Toward the end of July, Philip and Ivan clashed publicly again. On the 28th, the metropolitan was celebrating a service at the Novodevichy Monastery outside Moscow, and as he led a procession around the walls, the tsar and a band of Oprichniki suddenly appeared. Philip noticed that one of them (according to Islamic custom) was standing with his cap on. “Sovereign Tsar,” said Philip, “are the Orthodox to uphold Islamic law?” The tsar responded: “How so?” Philip answered: “There he is, one of your own guards, the one who looks like Satan.” Ivan looked back, but the man had already removed his cap.14
In early September, there were mass executions. Some 450 nobles and their servitors, including several of Philip’s relations, were killed. Many had been on Staritsky’s conspiracy list. Others had simply been close to Chelyadnin, and they included outstanding members of the military high command, such as the officers in charge of Narva, Svyazhsk, and Kazan. If Kurbsky’s charge in 1564 that Ivan was killing off his best generals (as Stalin would do in the 1930s) had at the time been overstated, it was certainly true by 1568.
On the 11th, Chelyadnin himself was summoned to the Kremlin’s Golden Chamber where Ivan arrayed him in royal robes and placed him on the throne. Prostrating himself in mock humility, the tsar
said: “You have what you wanted. Enjoy it.” Then: “What I have given, I can also take away,” and (it is claimed) seizing a knife stabbed him in the chest.15 Afterward, Ivan’s myrmidons threw the body into a ditch.
Chelyadnin’s fate cowed all vestigial boyar opposition, and despite the tainted evidence of the investigative commission, the Duma agreed to try Philip on a range of charges from administrative corruption to sorcery. The chief witnesses against him were Paisy, Philip’s successor as abbot, and certain elders whom he had repeatedly reprimanded for allowing the monastery’s reservoir and dam to fall into disrepair. Their testimony came as no surprise. In January 1568, in answer to his chiding, they had sent him a shipment of rotten fish.
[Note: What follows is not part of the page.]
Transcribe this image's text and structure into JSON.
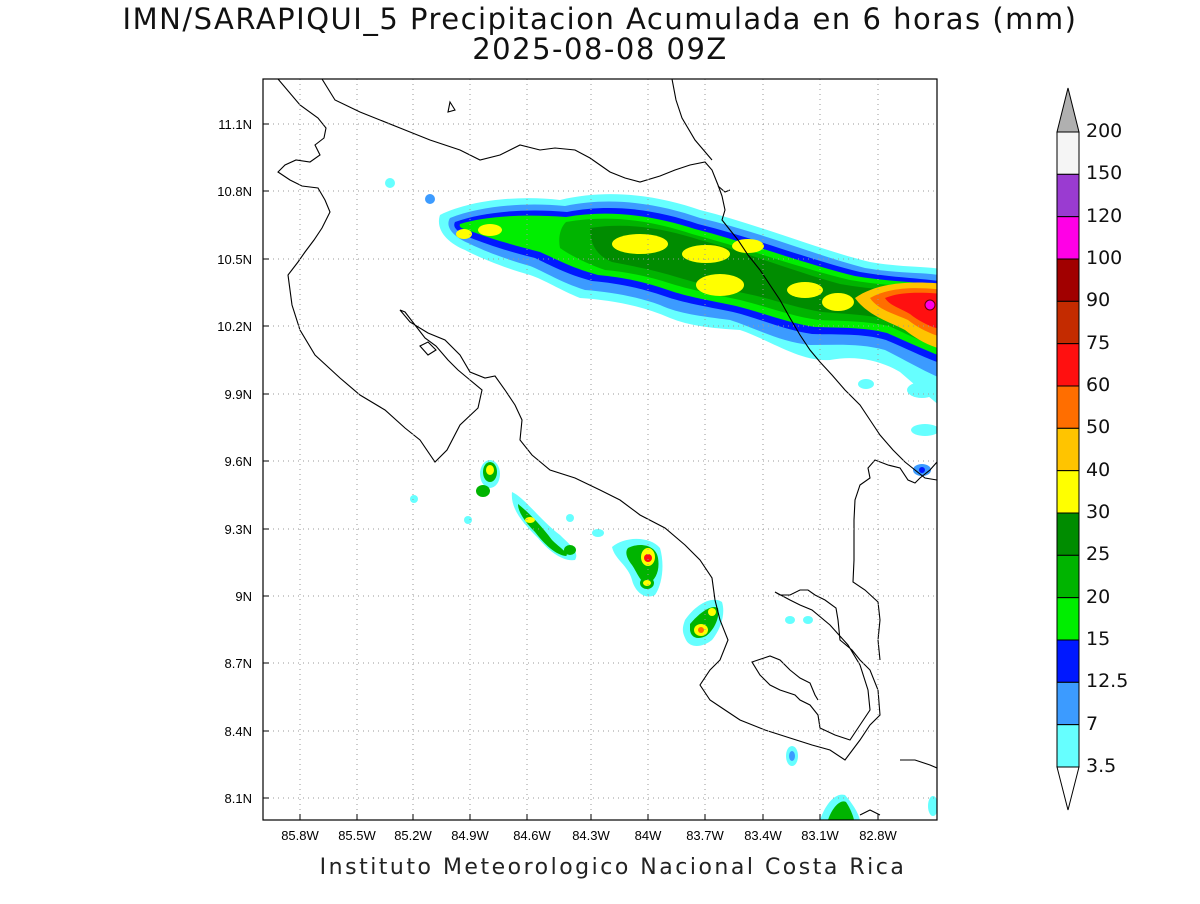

Surely they would not have dared to do so if Philip’s impending fall had not already been widely assumed. Another cleric with a grudge was the Archpriest Evstafy, Ivan’s current confessor, whom Philip had reproached for his lack of spiritual counsel to the tsar. And then of course there was Archbishop Pimen, who hoped at last to be made metropolitan once Philip was out of the way.
As a clergyman, incidentally, Pimen was only interested in strictly liturgical questions; for example, what one was supposed to do if a priest collapsed in the middle of Communion.
Meanwhile, Ivan did everything he could to intimidate Philip before his arraignment, and on the eve of his trial decapitated his cousin, Mikhail Kolychev, and sent him the head sewn up in a leather bag.